There are several other accessories that are great additions to DIY raised beds. Trellises are not only great for keeping animals out of your garden, but they also add a great visual touch. Because flowers and vegetables can grow up a trellis, it makes your garden vertical in addition to horizontal, expanding your gardening capacities. One of our favorite trellises is the Veggie Trellis, but even more can be found here.
Another great way to keep your plants safe is with a plant protector. Gardeners get very creative with plant protectors, which can be made from many different materials. Many gardeners use fencing, shade covers, and even garden tents to protect their plants from extreme heat from the sun, an autumn frost, or pesky animals. Click here for the widest selection of raised bed plant protection products.
In order to prevent soil loss and maintain a tidy raised garden bed, liners are crucial.
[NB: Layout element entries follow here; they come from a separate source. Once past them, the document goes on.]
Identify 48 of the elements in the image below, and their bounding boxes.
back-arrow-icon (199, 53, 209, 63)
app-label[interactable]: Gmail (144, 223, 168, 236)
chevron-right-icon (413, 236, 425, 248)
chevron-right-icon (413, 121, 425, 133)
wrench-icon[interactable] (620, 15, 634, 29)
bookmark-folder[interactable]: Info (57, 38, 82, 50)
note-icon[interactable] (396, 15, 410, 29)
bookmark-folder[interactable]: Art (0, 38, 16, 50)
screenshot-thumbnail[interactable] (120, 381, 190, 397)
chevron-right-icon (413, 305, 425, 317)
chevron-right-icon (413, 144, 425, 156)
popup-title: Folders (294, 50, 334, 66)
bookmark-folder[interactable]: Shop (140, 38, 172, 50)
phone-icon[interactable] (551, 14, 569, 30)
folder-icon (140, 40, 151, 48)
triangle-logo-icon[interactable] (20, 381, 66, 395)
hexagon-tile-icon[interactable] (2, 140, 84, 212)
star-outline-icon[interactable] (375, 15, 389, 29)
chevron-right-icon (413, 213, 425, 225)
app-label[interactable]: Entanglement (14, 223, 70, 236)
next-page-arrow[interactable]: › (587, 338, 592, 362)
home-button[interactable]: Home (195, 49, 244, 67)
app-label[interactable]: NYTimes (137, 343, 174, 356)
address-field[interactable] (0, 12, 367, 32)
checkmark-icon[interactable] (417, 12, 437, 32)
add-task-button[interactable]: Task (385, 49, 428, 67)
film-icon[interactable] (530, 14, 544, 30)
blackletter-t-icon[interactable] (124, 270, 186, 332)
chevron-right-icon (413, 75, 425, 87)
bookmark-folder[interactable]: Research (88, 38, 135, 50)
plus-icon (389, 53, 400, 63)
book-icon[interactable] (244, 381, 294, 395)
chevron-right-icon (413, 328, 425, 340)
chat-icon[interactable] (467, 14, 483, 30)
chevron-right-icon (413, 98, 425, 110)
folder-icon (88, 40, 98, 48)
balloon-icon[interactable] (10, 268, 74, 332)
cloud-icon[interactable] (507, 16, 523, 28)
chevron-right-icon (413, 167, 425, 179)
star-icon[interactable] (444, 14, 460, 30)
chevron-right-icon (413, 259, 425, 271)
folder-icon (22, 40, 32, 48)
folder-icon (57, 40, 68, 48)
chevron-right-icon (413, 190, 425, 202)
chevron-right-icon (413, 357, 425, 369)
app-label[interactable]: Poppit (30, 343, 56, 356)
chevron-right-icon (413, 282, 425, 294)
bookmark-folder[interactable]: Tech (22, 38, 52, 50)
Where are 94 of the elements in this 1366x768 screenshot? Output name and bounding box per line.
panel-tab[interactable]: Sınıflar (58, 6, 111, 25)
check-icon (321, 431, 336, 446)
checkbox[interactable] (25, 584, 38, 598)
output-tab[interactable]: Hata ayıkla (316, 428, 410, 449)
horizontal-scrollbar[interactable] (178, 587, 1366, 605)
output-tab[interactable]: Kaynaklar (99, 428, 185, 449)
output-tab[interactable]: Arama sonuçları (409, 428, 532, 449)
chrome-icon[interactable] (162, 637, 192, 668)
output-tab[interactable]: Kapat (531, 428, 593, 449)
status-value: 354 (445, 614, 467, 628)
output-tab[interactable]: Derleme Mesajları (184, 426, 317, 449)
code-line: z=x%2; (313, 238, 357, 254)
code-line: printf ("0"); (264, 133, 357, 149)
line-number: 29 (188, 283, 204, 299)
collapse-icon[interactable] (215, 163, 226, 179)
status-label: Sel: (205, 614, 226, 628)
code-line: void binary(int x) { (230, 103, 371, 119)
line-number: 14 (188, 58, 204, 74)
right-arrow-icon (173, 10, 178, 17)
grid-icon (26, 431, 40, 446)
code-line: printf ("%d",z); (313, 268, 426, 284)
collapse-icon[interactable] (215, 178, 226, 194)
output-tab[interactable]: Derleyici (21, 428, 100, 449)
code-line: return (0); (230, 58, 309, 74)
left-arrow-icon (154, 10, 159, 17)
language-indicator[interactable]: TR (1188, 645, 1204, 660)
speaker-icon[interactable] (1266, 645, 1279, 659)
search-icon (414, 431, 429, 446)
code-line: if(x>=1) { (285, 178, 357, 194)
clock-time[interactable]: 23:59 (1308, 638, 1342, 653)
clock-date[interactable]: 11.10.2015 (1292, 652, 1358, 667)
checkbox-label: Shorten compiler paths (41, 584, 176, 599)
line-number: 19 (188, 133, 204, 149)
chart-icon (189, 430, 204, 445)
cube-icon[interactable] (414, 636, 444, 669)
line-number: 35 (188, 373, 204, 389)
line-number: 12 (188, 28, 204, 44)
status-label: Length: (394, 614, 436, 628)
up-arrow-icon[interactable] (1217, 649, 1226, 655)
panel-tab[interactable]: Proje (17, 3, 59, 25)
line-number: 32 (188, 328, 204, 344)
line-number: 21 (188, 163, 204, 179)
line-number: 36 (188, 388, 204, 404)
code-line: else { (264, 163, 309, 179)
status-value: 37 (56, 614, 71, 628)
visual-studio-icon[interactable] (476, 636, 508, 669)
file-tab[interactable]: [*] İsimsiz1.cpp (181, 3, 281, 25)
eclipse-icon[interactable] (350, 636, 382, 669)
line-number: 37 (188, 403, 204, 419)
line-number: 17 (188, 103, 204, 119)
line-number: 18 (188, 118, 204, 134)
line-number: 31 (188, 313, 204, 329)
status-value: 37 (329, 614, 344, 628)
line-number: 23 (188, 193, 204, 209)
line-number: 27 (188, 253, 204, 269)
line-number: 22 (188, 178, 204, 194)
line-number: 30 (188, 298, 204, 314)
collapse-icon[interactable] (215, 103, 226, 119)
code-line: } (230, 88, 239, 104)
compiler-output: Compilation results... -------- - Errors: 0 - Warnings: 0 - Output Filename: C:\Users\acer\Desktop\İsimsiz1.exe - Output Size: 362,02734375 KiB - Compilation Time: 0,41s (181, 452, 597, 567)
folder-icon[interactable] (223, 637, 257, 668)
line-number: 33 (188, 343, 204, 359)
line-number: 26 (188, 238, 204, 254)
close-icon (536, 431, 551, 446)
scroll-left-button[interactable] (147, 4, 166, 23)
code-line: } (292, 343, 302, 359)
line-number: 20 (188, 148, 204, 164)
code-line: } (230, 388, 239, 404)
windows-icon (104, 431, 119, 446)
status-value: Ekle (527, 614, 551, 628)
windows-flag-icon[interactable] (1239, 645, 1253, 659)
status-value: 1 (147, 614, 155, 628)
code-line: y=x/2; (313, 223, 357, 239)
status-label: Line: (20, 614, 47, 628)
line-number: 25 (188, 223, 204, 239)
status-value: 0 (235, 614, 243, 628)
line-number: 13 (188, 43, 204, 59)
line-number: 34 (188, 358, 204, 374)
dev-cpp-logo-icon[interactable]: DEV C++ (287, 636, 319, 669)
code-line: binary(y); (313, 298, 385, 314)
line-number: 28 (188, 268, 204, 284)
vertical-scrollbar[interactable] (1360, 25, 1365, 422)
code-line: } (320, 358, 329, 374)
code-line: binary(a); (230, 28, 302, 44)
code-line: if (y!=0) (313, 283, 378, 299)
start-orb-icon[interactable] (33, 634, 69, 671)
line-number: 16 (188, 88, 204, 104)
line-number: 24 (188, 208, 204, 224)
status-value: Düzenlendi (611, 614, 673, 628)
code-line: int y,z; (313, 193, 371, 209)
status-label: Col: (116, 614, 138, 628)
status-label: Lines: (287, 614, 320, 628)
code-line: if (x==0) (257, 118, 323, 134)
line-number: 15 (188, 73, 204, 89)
Liners are extremely durable and prevent soil from washing away, while simultaneously allowing water to drain. They are also a natural weed barrier when used on lawns and allow you to install a raised bed on any firm surface (such as a concrete or stone patio). Liners are a bit more difficult to make from materials found at a hardware store, so many gardeners purchase the material from gardening stores and then fit it to their raised beds. A large selection of bed liners can be found here, including our liner made from recycled materials.
Even though we are in the business of selling raised beds, we love seeing gardener’s home-made creations. If you choose to build your own beds, we hope we can help your gardens thrive with our accessories and our information.